Over at Urban Elitist, David Nygren has put together a description of what a e-book only publishing house could look like. I think David would be the first to admit that this model is neither fully complete or the only possible model, but it’s an interesting scheme, and one that ties into the world view that Lev Grossman recently put forth.

Here are a few of David’s points:

  • eBooks only (or mostly).
  • The publisher accepts authors, not manuscripts.
  • Therefore, authors can publish whatever they feel is necessary: something book-length, something article-length, a short story, a paragraph, a sentence, a poem, a play, a script or a rant. Fiction or non-fiction. Finished or not finished. The idea is not to create and package “books” but rather to create a forum and content delivery system for quality writing that will appeal to a certain type of reader. Think of it almost like a hybrid book/magazine publisher.
  • Most content is free.
  • Most revenue is ad-based. The publisher and the author share revenue from ads on the author’s home page and pages with the author’s content. If content is downloaded to a reading device, it still has the ads. Use either a pay-per-click or pay-per-impression model.
  • Readers can purchase subscriptions to a publisher or to an author. When they do, they get ad-free content and perhaps some value-added content (if such a thing exists). I know, this sounds like Salon.com circa 2004, but just try it and see.
  • Update: Readers can also purchase ad-free content by the unit, rather than buy subscription.
  • It’s not really ebook only. Readers who want to order print-on-demand cheap paperbacks or beautifully well-made hardcovers can do so and pay properly for the privilege. If readers want something, the publisher should gladly take their money for it, at a profit (shared with the author).
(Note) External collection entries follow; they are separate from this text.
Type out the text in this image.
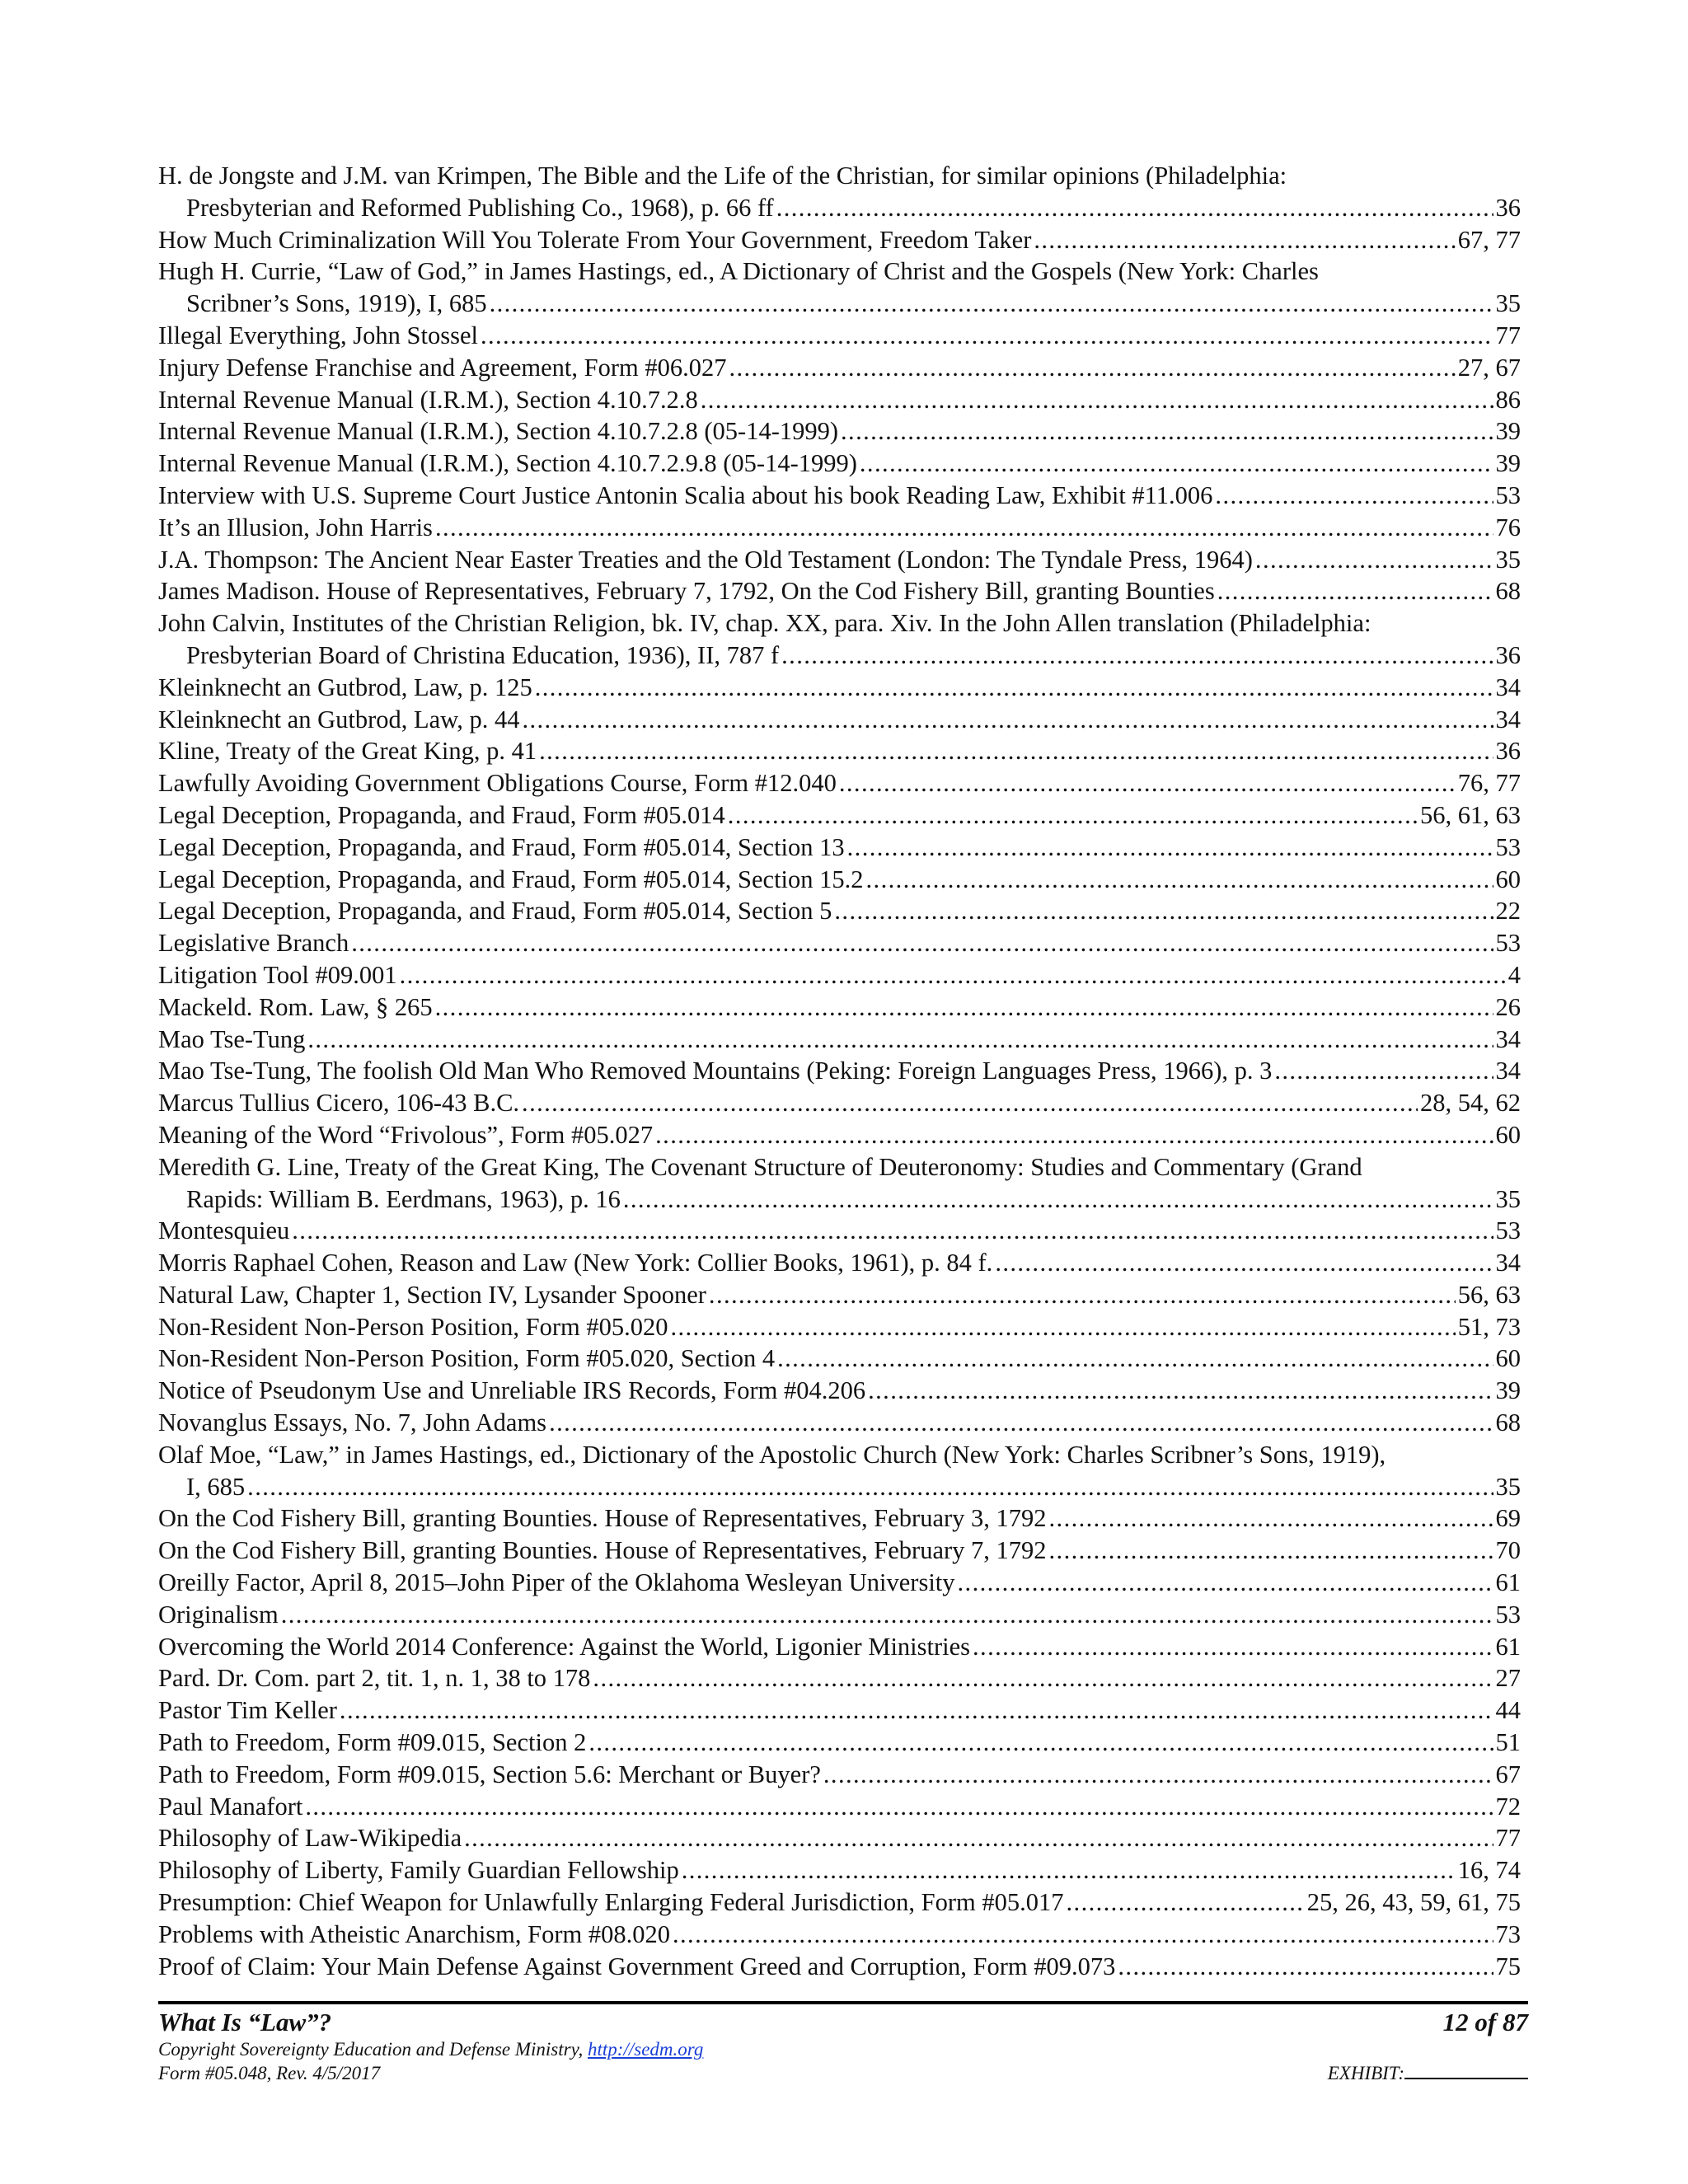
H. de Jongste and J.M. van Krimpen, The Bible and the Life of the Christian, for similar opinions (Philadelphia:
Presbyterian and Reformed Publishing Co., 1968), p. 66 ff .....	36
How Much Criminalization Will You Tolerate From Your Government, Freedom Taker .....	67, 77
Hugh H. Currie, “Law of God,” in James Hastings, ed., A Dictionary of Christ and the Gospels (New York: Charles
Scribner’s Sons, 1919), I, 685 .....	35
Illegal Everything, John Stossel .....	77
Injury Defense Franchise and Agreement, Form #06.027 .....	27, 67
Internal Revenue Manual (I.R.M.), Section 4.10.7.2.8 .....	86
Internal Revenue Manual (I.R.M.), Section 4.10.7.2.8 (05-14-1999) .....	39
Internal Revenue Manual (I.R.M.), Section 4.10.7.2.9.8 (05-14-1999) .....	39
Interview with U.S. Supreme Court Justice Antonin Scalia about his book Reading Law, Exhibit #11.006 .....	53
It’s an Illusion, John Harris .....	76
J.A. Thompson: The Ancient Near Easter Treaties and the Old Testament (London: The Tyndale Press, 1964) .....	35
James Madison. House of Representatives, February 7, 1792, On the Cod Fishery Bill, granting Bounties .....	68
John Calvin, Institutes of the Christian Religion, bk. IV, chap. XX, para. Xiv. In the John Allen translation (Philadelphia:
Presbyterian Board of Christina Education, 1936), II, 787 f .....	36
Kleinknecht an Gutbrod, Law, p. 125 .....	34
Kleinknecht an Gutbrod, Law, p. 44 .....	34
Kline, Treaty of the Great King, p. 41 .....	36
Lawfully Avoiding Government Obligations Course, Form #12.040 .....	76, 77
Legal Deception, Propaganda, and Fraud, Form #05.014 .....	56, 61, 63
Legal Deception, Propaganda, and Fraud, Form #05.014, Section 13 .....	53
Legal Deception, Propaganda, and Fraud, Form #05.014, Section 15.2 .....	60
Legal Deception, Propaganda, and Fraud, Form #05.014, Section 5 .....	22
Legislative Branch .....	53
Litigation Tool #09.001 .....	4
Mackeld. Rom. Law, § 265 .....	26
Mao Tse-Tung .....	34
Mao Tse-Tung, The foolish Old Man Who Removed Mountains (Peking: Foreign Languages Press, 1966), p. 3 .....	34
Marcus Tullius Cicero, 106-43 B.C. .....	28, 54, 62
Meaning of the Word “Frivolous”, Form #05.027 .....	60
Meredith G. Line, Treaty of the Great King, The Covenant Structure of Deuteronomy: Studies and Commentary (Grand
Rapids: William B. Eerdmans, 1963), p. 16 .....	35
Montesquieu .....	53
Morris Raphael Cohen, Reason and Law (New York: Collier Books, 1961), p. 84 f. .....	34
Natural Law, Chapter 1, Section IV, Lysander Spooner .....	56, 63
Non-Resident Non-Person Position, Form #05.020 .....	51, 73
Non-Resident Non-Person Position, Form #05.020, Section 4 .....	60
Notice of Pseudonym Use and Unreliable IRS Records, Form #04.206 .....	39
Novanglus Essays, No. 7, John Adams .....	68
Olaf Moe, “Law,” in James Hastings, ed., Dictionary of the Apostolic Church (New York: Charles Scribner’s Sons, 1919),
I, 685 .....	35
On the Cod Fishery Bill, granting Bounties. House of Representatives, February 3, 1792 .....	69
On the Cod Fishery Bill, granting Bounties. House of Representatives, February 7, 1792 .....	70
Oreilly Factor, April 8, 2015–John Piper of the Oklahoma Wesleyan University .....	61
Originalism .....	53
Overcoming the World 2014 Conference: Against the World, Ligonier Ministries .....	61
Pard. Dr. Com. part 2, tit. 1, n. 1, 38 to 178 .....	27
Pastor Tim Keller .....	44
Path to Freedom, Form #09.015, Section 2 .....	51
Path to Freedom, Form #09.015, Section 5.6: Merchant or Buyer? .....	67
Paul Manafort .....	72
Philosophy of Law-Wikipedia .....	77
Philosophy of Liberty, Family Guardian Fellowship .....	16, 74
Presumption: Chief Weapon for Unlawfully Enlarging Federal Jurisdiction, Form #05.017 .....	25, 26, 43, 59, 61, 75
Problems with Atheistic Anarchism, Form #08.020 .....	73
Proof of Claim: Your Main Defense Against Government Greed and Corruption, Form #09.073 .....	75
What Is “Law”?	12 of 87
Copyright Sovereignty Education and Defense Ministry, http://sedm.org
Form #05.048, Rev. 4/5/2017	EXHIBIT:
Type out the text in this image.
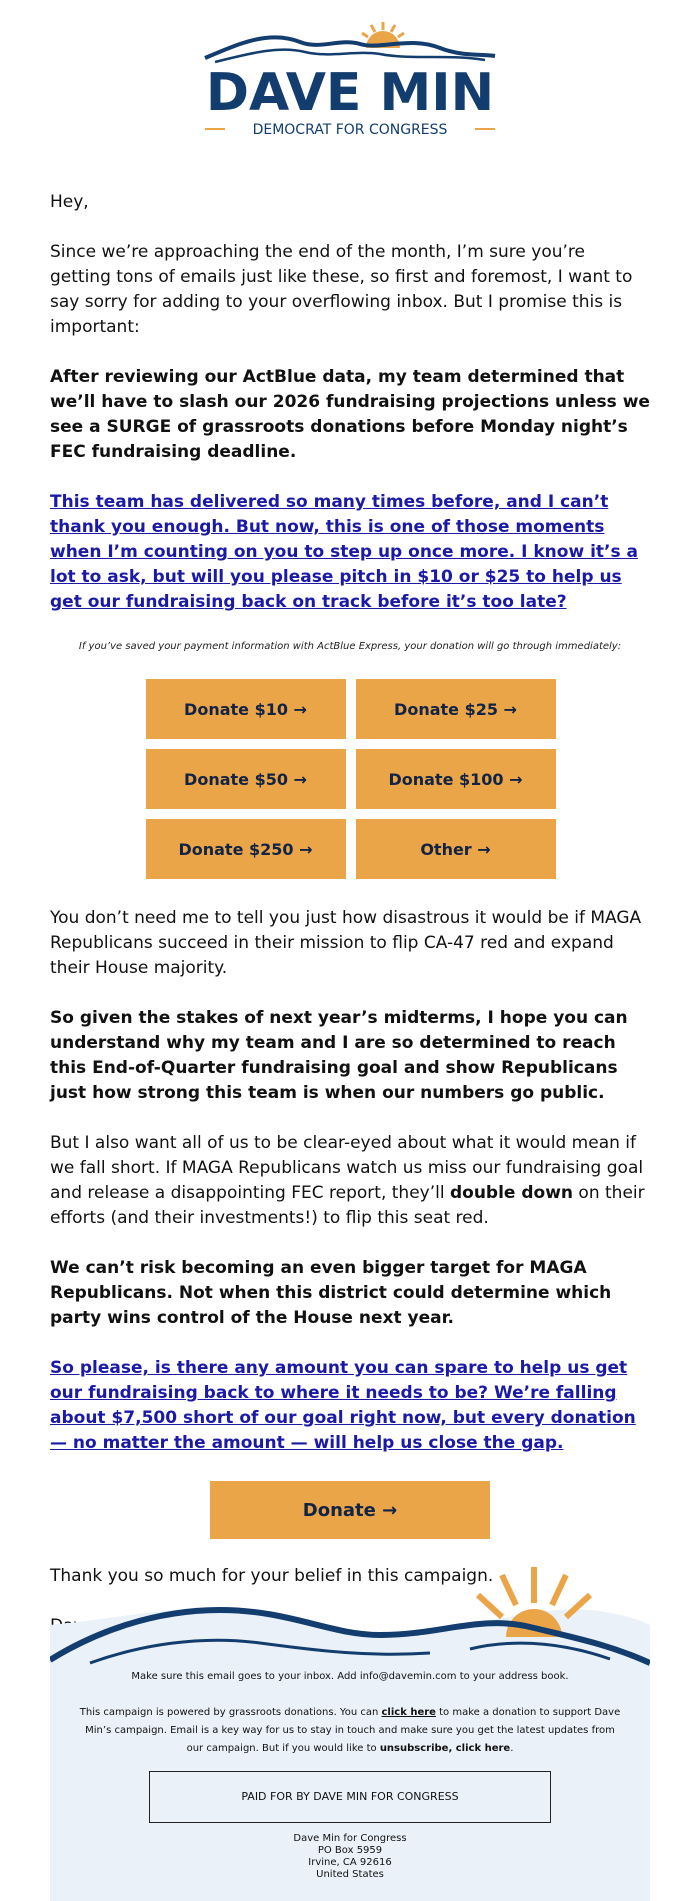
DAVE MIN
DEMOCRAT FOR CONGRESS

Hey,

Since we’re approaching the end of the month, I’m sure you’re getting tons of emails just like these, so first and foremost, I want to say sorry for adding to your overflowing inbox. But I promise this is important:

After reviewing our ActBlue data, my team determined that we’ll have to slash our 2026 fundraising projections unless we see a SURGE of grassroots donations before Monday night’s FEC fundraising deadline.

This team has delivered so many times before, and I can’t thank you enough. But now, this is one of those moments when I’m counting on you to step up once more. I know it’s a lot to ask, but will you please pitch in $10 or $25 to help us get our fundraising back on track before it’s too late?

If you’ve saved your payment information with ActBlue Express, your donation will go through immediately:
Donate $10 →	Donate $25 →
Donate $50 →	Donate $100 →
Donate $250 →	Other →

You don’t need me to tell you just how disastrous it would be if MAGA Republicans succeed in their mission to flip CA-47 red and expand their House majority.

So given the stakes of next year’s midterms, I hope you can understand why my team and I are so determined to reach this End-of-Quarter fundraising goal and show Republicans just how strong this team is when our numbers go public.

But I also want all of us to be clear-eyed about what it would mean if we fall short. If MAGA Republicans watch us miss our fundraising goal and release a disappointing FEC report, they’ll double down on their efforts (and their investments!) to flip this seat red.

We can’t risk becoming an even bigger target for MAGA Republicans. Not when this district could determine which party wins control of the House next year.

So please, is there any amount you can spare to help us get our fundraising back to where it needs to be? We’re falling about $7,500 short of our goal right now, but every donation — no matter the amount — will help us close the gap.

Donate →

Thank you so much for your belief in this campaign.

Make sure this email goes to your inbox. Add info@davemin.com to your address book.
This campaign is powered by grassroots donations. You can click here to make a donation to support Dave Min’s campaign. Email is a key way for us to stay in touch and make sure you get the latest updates from our campaign. But if you would like to unsubscribe, click here.
PAID FOR BY DAVE MIN FOR CONGRESS
Dave Min for Congress
PO Box 5959
Irvine, CA 92616
United States
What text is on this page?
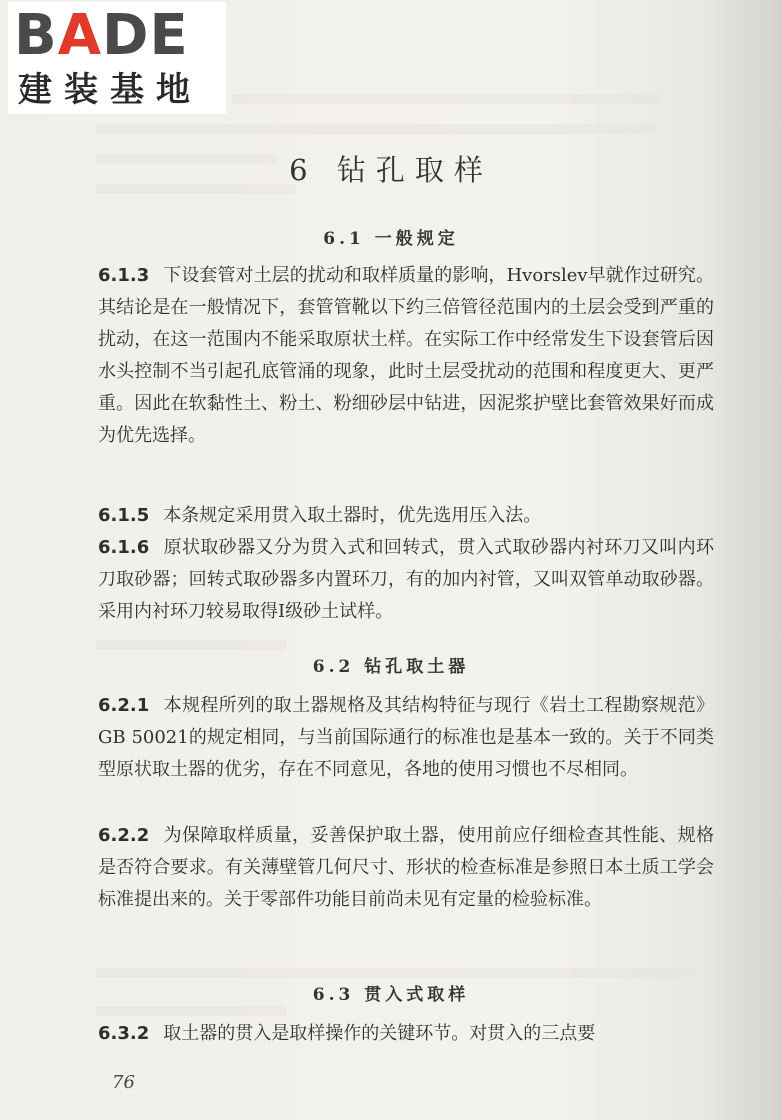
BADE
建装基地
6 钻孔取样
6.1 一般规定
6.1.3 下设套管对土层的扰动和取样质量的影响，Hvorslev早就作过研究。其结论是在一般情况下，套管管靴以下约三倍管径范围内的土层会受到严重的扰动，在这一范围内不能采取原状土样。在实际工作中经常发生下设套管后因水头控制不当引起孔底管涌的现象，此时土层受扰动的范围和程度更大、更严重。因此在软黏性土、粉土、粉细砂层中钻进，因泥浆护壁比套管效果好而成为优先选择。
6.1.5 本条规定采用贯入取土器时，优先选用压入法。
6.1.6 原状取砂器又分为贯入式和回转式，贯入式取砂器内衬环刀又叫内环刀取砂器；回转式取砂器多内置环刀，有的加内衬管，又叫双管单动取砂器。采用内衬环刀较易取得Ⅰ级砂土试样。
6.2 钻孔取土器
6.2.1 本规程所列的取土器规格及其结构特征与现行《岩土工程勘察规范》GB 50021的规定相同，与当前国际通行的标准也是基本一致的。关于不同类型原状取土器的优劣，存在不同意见，各地的使用习惯也不尽相同。
6.2.2 为保障取样质量，妥善保护取土器，使用前应仔细检查其性能、规格是否符合要求。有关薄壁管几何尺寸、形状的检查标准是参照日本土质工学会标准提出来的。关于零部件功能目前尚未见有定量的检验标准。
6.3 贯入式取样
6.3.2 取土器的贯入是取样操作的关键环节。对贯入的三点要
76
Who knows how well this would work (one commenter complains about the ads, claiming that we already have too many in our lives; Wowio has been successful with this, but I wonder how appealing advertising in books like this would be to companies), but it’s an interesting project. And one that involves no bookstore component . . . something that scares me, if this model were ever the dominant model. But that might be more of my fault for clinging to old viewpoints. Perhaps what’s necessary is a corollary scheme laying out what a bookstore (or maybe “book center”?) could look like.